W lipcu doszło do gwałtownego wzrostu przeciętnego oprocentowania środków na rachunkach bieżących osób prywatnych – wynika z danych NBP. Pieniądze złożone na ROR dawały w końcu ubiegłego miesiąca średnio 0,4% odsetek. Miesiąc wcześniej ta stawka była dwa razy mniejsza. Na podstawie danych banku centralnego można stwierdzić, że był to pierwszy zauważalny wzrost przeciętnego oprocentowania depozytów bieżących od ponad czterech lat. W dodatku miał miejsce w warunkach spadku oficjalnych stóp procentowych.
NBP ograniczył się do wyjaśnienia, że „jeden z wiodących banków zmienił swój produkt”. Na poziom średniego oprocentowania rachunków bieżących w bankach mogą mieć wpływ te instytucje, które oferują tzw. rachunki oszczędnościowe – depozyty bez określonego terminu, ale z oprocentowaniem porównywalnym, a czasami wyższym od lokat terminowych w bankach.

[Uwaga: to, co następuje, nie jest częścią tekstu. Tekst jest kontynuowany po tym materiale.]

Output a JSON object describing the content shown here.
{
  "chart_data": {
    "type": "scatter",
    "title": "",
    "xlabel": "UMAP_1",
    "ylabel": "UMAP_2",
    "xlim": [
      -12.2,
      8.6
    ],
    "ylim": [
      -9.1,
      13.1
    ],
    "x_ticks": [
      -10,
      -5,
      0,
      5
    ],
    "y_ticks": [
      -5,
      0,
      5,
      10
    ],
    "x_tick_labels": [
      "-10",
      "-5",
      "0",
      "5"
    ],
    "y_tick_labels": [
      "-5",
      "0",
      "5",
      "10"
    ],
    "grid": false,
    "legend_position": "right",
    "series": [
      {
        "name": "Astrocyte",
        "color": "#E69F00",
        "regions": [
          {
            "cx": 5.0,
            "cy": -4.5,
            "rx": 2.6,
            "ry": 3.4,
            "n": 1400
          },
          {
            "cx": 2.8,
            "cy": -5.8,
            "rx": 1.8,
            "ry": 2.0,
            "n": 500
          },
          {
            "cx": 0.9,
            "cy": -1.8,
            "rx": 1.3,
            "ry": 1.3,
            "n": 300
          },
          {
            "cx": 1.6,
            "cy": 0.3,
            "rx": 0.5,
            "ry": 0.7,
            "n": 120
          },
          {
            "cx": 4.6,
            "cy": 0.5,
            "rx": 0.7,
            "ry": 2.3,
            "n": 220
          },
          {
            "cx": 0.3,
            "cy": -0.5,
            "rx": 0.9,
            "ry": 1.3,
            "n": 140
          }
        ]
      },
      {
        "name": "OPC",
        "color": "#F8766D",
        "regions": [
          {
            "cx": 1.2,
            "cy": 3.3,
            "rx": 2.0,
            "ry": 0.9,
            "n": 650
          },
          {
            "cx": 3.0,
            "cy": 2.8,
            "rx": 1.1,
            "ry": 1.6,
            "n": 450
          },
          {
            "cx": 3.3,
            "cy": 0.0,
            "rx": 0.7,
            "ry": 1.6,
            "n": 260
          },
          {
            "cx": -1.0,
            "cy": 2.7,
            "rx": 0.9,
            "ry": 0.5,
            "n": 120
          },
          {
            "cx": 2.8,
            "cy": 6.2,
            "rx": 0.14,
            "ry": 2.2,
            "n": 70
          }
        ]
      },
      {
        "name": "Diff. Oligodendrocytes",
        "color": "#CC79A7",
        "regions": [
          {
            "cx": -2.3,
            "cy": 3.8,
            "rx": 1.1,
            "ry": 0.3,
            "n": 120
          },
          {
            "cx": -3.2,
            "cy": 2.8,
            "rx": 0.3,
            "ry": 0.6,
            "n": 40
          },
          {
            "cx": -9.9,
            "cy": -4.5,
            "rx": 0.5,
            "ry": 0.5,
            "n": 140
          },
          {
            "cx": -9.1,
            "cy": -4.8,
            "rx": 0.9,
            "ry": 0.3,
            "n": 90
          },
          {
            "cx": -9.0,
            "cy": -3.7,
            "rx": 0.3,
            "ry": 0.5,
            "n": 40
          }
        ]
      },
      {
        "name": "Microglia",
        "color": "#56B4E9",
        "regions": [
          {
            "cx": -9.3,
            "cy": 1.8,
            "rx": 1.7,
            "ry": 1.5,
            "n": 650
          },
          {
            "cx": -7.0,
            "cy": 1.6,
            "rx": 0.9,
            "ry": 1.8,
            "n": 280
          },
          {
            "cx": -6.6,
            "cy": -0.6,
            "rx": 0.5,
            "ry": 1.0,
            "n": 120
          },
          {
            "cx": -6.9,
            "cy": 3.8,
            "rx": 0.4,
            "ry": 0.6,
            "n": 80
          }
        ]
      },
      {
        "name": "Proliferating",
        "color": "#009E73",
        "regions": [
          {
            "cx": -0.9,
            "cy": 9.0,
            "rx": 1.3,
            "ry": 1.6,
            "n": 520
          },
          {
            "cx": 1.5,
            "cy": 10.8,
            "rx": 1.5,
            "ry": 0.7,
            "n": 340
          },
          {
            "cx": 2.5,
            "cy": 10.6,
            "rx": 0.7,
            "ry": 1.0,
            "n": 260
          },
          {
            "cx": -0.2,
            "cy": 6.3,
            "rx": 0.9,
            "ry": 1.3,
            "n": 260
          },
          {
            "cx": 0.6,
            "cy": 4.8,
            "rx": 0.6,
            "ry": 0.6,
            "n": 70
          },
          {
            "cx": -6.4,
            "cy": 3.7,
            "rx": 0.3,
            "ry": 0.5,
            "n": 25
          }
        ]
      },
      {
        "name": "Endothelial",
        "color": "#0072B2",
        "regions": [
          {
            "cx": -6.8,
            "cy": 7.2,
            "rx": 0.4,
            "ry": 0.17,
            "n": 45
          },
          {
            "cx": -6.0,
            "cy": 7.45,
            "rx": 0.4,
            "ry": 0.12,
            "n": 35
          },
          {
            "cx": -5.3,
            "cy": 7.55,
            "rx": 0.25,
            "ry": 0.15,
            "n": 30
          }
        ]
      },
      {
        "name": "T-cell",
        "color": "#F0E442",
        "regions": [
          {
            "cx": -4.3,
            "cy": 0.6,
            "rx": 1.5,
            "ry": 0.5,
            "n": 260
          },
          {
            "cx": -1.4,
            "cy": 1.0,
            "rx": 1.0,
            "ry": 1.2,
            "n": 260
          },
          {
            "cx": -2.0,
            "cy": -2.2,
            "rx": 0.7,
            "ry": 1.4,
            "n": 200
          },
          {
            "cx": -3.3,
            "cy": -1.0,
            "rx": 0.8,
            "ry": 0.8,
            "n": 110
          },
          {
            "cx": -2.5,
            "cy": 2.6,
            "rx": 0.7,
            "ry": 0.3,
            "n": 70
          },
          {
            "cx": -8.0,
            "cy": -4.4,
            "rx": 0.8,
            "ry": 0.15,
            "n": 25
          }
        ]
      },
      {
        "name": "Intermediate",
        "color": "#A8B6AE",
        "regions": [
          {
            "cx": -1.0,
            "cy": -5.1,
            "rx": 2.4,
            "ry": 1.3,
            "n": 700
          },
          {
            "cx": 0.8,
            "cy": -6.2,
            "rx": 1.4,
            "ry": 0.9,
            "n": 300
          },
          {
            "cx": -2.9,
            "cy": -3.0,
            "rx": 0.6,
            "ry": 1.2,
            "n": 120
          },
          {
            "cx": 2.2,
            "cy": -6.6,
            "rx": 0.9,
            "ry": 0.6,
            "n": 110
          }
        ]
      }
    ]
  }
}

Według „Parkietu” Wzrost przeciętnego oprocentowania ROR-u może świadczyć o zaostrzaniu się konkurencji o środki klientów detalicznych. Na ROR-ach „leży” duża część środków powierzonych przez klientów bankom. Odsetek rachunków bieżących w bankowych oszczędnościach osób prywatnych przekracza obecnie jedną czwartą. Jeszcze trzy lata temu nie przekraczał 20%.